When Melanctha was well again, she took a place and began to work and to live regular. Then Melanctha got very sick again; she began to cough and sweat and be so weak she could not stand to do her work.
Melanctha went back to the hospital, and there the Doctor told her she had the consumption, and before long she would surely die. They sent her where she would be taken care of, a home for poor consumptives, and there Melanctha stayed until she died.
FINIS THE GENTLE LENALena was patient, gentle, sweet and german. She had been a servant for four years and had liked it very well.
Lena had been brought from Germany to Bridgepoint by a cousin and had been in the same place there for four years.
This place Lena had found very good. There was a pleasant, unexacting mistress and her children, and they all liked Lena very well.
There was a cook there who scolded Lena a great deal but Lena's german patience held no suffering and the good incessant woman really only scolded so for Lena's good.
Lena's german voice when she knocked and called the family in the morning was as awakening, as soothing, and as appealing, as a delicate soft breeze in midday, summer. She stood in the hallway every morning a long time in her unexpectant and unsuffering german patience calling to the young ones to get up. She would call and wait a long time and then call again, always even, gentle, patient, while the young ones fell back often into that precious, tense, last bit of sleeping that gives a strength of joyous vigor in the young, over them that have come to the readiness of middle age, in their awakening.

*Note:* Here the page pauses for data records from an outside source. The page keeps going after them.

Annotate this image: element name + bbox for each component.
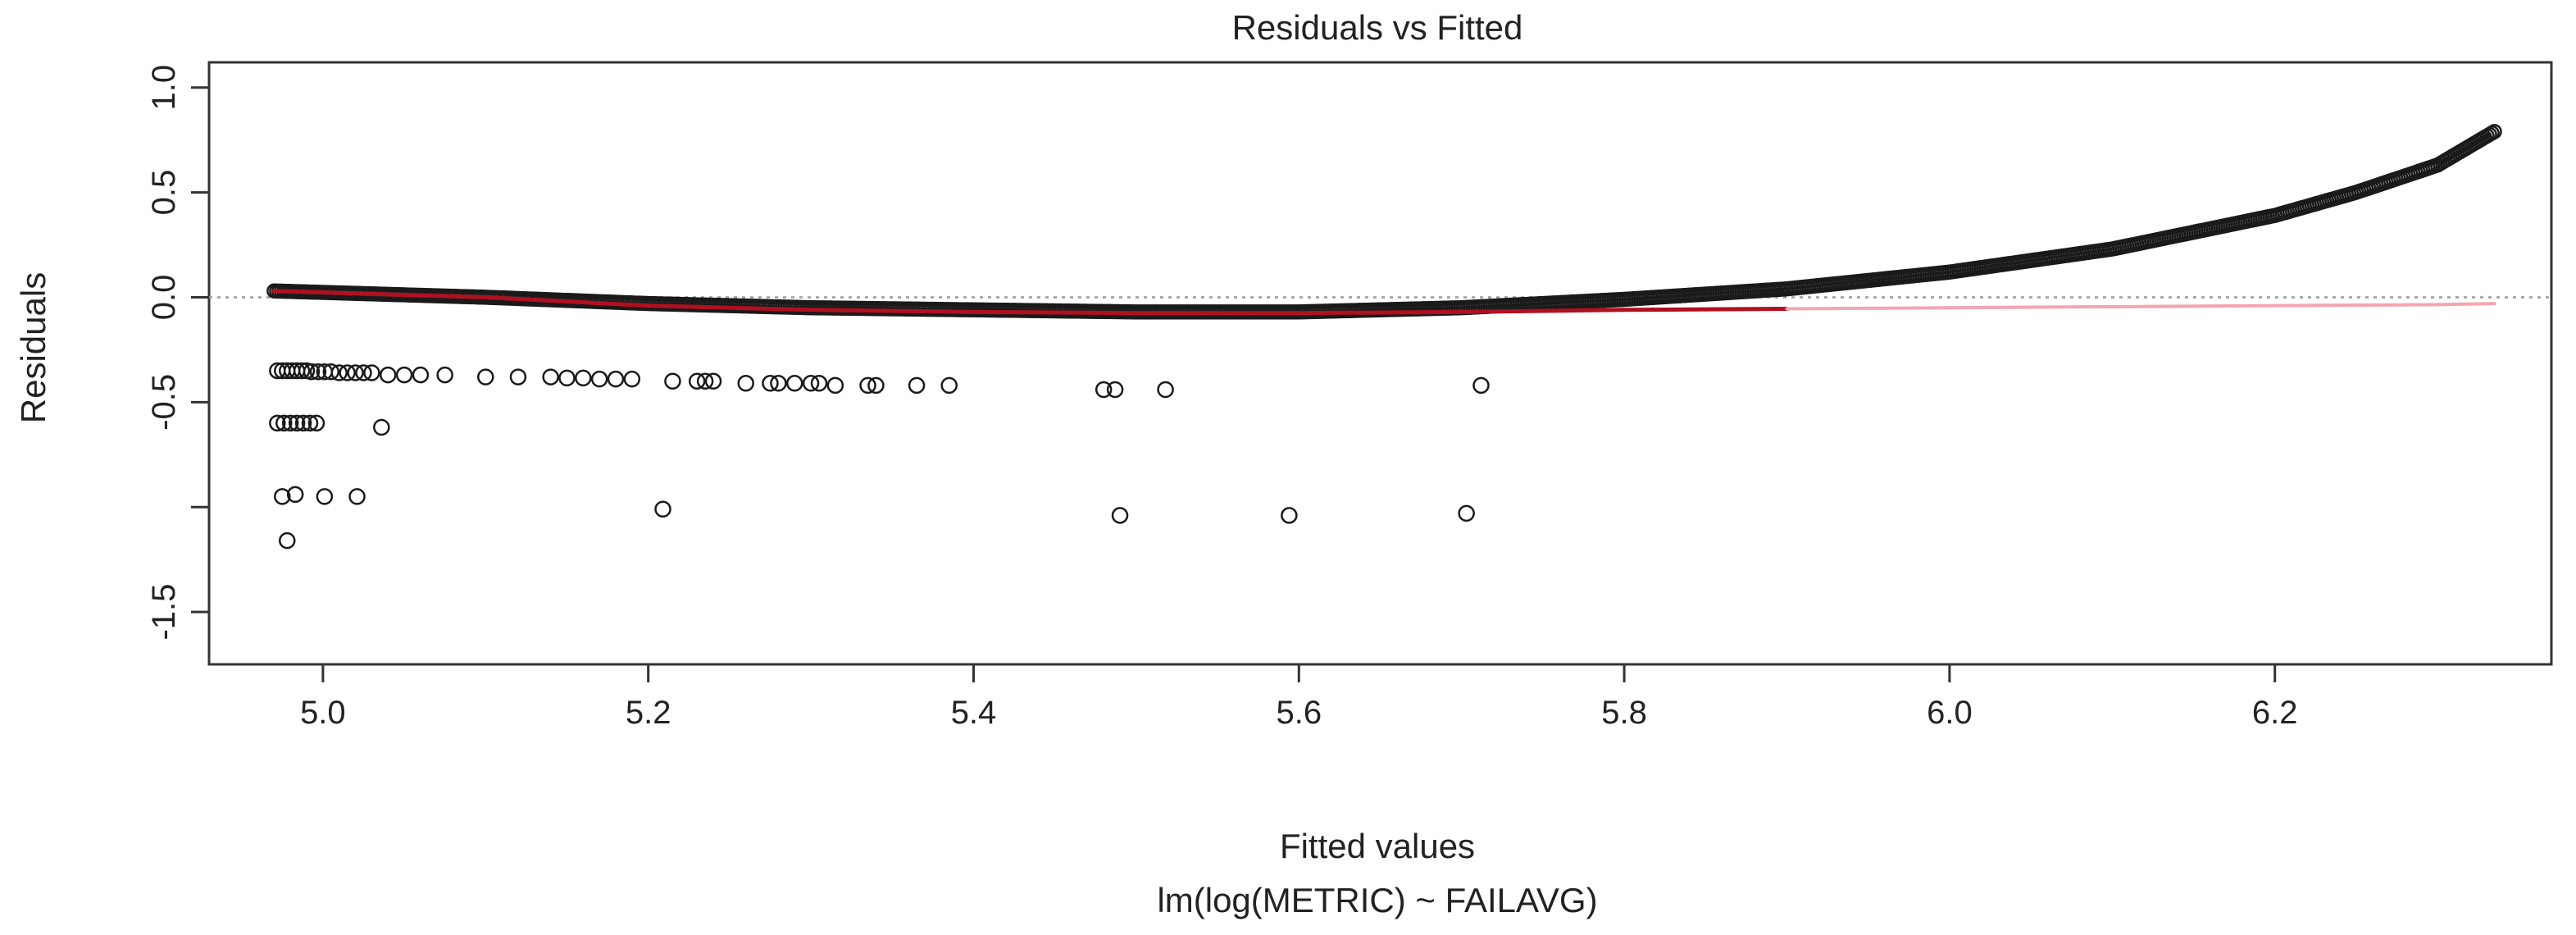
scatter-point bbox=[1157, 381, 1174, 399]
x-axis-label: Fitted values bbox=[1280, 827, 1475, 865]
scatter-point bbox=[293, 362, 311, 380]
scatter-point bbox=[275, 414, 293, 432]
scatter-point bbox=[322, 363, 340, 381]
scatter-point bbox=[278, 531, 296, 550]
scatter-point bbox=[607, 370, 625, 388]
scatter-point bbox=[826, 376, 844, 395]
scatter-point bbox=[477, 368, 494, 385]
scatter-point bbox=[575, 369, 592, 387]
scatter-point bbox=[288, 414, 306, 432]
scatter-point bbox=[654, 500, 671, 518]
plot-frame bbox=[207, 61, 2553, 666]
scatter-point bbox=[558, 369, 576, 387]
scatter-point bbox=[379, 366, 397, 384]
scatter-point bbox=[347, 364, 364, 381]
x-axis: 5.0 5.2 5.4 5.6 5.8 6.0 6.2 bbox=[300, 664, 2298, 731]
scatter-point bbox=[696, 372, 714, 390]
dense-curve-points bbox=[266, 124, 2502, 320]
smooth-line-segment bbox=[1459, 308, 1627, 314]
x-tick-label: 6.0 bbox=[1927, 695, 1973, 731]
scatter-point bbox=[363, 364, 380, 381]
smooth-line bbox=[271, 289, 2496, 316]
x-tick-label: 5.2 bbox=[626, 695, 671, 731]
smooth-line-segment bbox=[2436, 302, 2496, 307]
scatter-point bbox=[810, 375, 828, 392]
scatter-point bbox=[307, 414, 325, 432]
scatter-point bbox=[274, 488, 291, 505]
scatter-point bbox=[294, 414, 312, 432]
curve-point bbox=[2487, 124, 2502, 139]
scatter-point bbox=[940, 376, 958, 395]
x-tick-label: 5.6 bbox=[1276, 695, 1322, 731]
scatter-point bbox=[269, 414, 286, 432]
scatter-point bbox=[303, 363, 321, 381]
scatter-point bbox=[1106, 381, 1124, 399]
scatter-points bbox=[269, 362, 1490, 550]
y-tick-label: 1.0 bbox=[146, 65, 182, 111]
x-tick-label: 5.0 bbox=[300, 695, 346, 731]
chart-subtitle: lm(log(METRIC) ~ FAILAVG) bbox=[1157, 881, 1597, 919]
scatter-point bbox=[859, 376, 876, 395]
scatter-point bbox=[301, 414, 319, 432]
y-axis-label: Residuals bbox=[14, 272, 52, 423]
scatter-point bbox=[688, 372, 706, 390]
scatter-point bbox=[395, 366, 413, 384]
y-tick-label: 0.0 bbox=[146, 275, 182, 321]
y-tick-label: -0.5 bbox=[146, 374, 182, 431]
x-tick-label: 5.4 bbox=[951, 695, 997, 731]
scatter-point bbox=[436, 366, 453, 384]
scatter-point bbox=[1095, 381, 1113, 399]
y-tick-label: -1.5 bbox=[146, 584, 182, 641]
scatter-point bbox=[623, 370, 641, 388]
smooth-line-segment bbox=[2110, 303, 2277, 308]
smooth-line-segment bbox=[2273, 303, 2440, 308]
x-tick-label: 6.2 bbox=[2252, 695, 2298, 731]
smooth-line-segment bbox=[483, 294, 651, 308]
scatter-point bbox=[348, 488, 366, 505]
scatter-point bbox=[867, 376, 885, 395]
scatter-point bbox=[355, 364, 372, 381]
scatter-point bbox=[770, 375, 787, 392]
scatter-point bbox=[1458, 504, 1475, 522]
x-tick-label: 5.8 bbox=[1601, 695, 1647, 731]
scatter-point bbox=[1281, 507, 1298, 524]
scatter-point bbox=[542, 368, 559, 385]
scatter-point bbox=[786, 375, 803, 392]
scatter-point bbox=[286, 486, 304, 504]
scatter-point bbox=[802, 375, 820, 392]
scatter-point bbox=[908, 376, 926, 395]
scatter-point bbox=[330, 364, 348, 381]
scatter-point bbox=[1111, 507, 1129, 524]
scatter-point bbox=[339, 364, 356, 381]
smooth-line-segment bbox=[1622, 307, 1790, 312]
smooth-line-segment bbox=[808, 308, 976, 314]
scatter-point bbox=[590, 370, 608, 388]
scatter-point bbox=[316, 488, 334, 505]
scatter-point bbox=[281, 414, 299, 432]
chart-title: Residuals vs Fitted bbox=[1232, 8, 1523, 47]
scatter-point bbox=[509, 368, 527, 385]
scatter-point bbox=[373, 418, 390, 436]
scatter-point bbox=[309, 363, 327, 381]
smooth-line-segment bbox=[271, 289, 488, 299]
scatter-point bbox=[737, 375, 754, 392]
scatter-point bbox=[412, 366, 430, 384]
smooth-line-segment bbox=[1947, 304, 2114, 310]
scatter-point bbox=[1472, 376, 1490, 395]
y-axis: 1.0 0.5 0.0 -0.5 -1.5 bbox=[146, 65, 209, 641]
smooth-line-segment bbox=[646, 303, 813, 312]
y-tick-label: 0.5 bbox=[146, 170, 182, 216]
scatter-point bbox=[762, 375, 779, 392]
scatter-point bbox=[704, 372, 722, 390]
scatter-point bbox=[664, 372, 681, 390]
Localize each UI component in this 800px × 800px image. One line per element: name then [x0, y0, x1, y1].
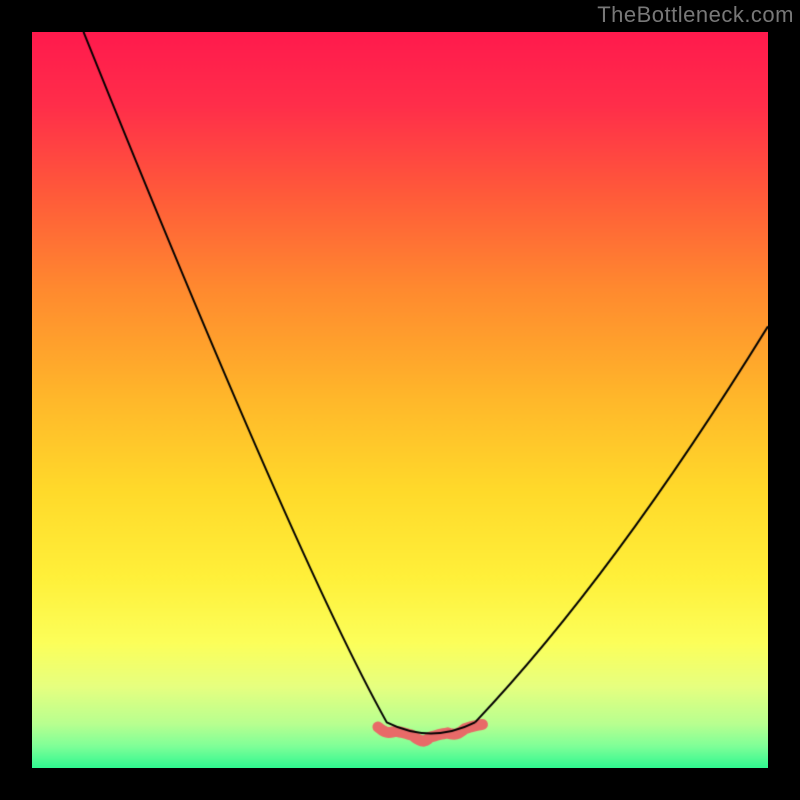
chart-container: TheBottleneck.com	[0, 0, 800, 800]
watermark-label: TheBottleneck.com	[597, 2, 794, 28]
bottleneck-curve	[32, 32, 768, 768]
plot-area	[32, 32, 768, 768]
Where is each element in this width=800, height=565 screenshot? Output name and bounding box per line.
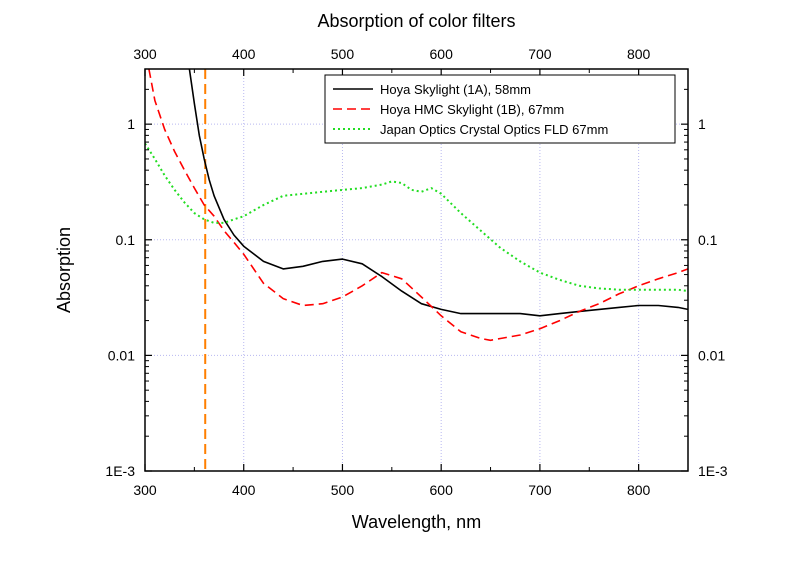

Lena had good hard work all morning, and on the pleasant, sunny afternoons she was sent out into the park to sit and watch the little two year old girl baby of the family.
The other girls, all them that make the pleasant, lazy crowd, that watch the children in the sunny afternoons out in the park, all liked the simple, gentle, german Lena very well. They all, too, liked very well to tease her, for it was so easy to make her mixed and troubled, and all helpless, for she could never learn to know just what the other quicker girls meant by the queer things they said.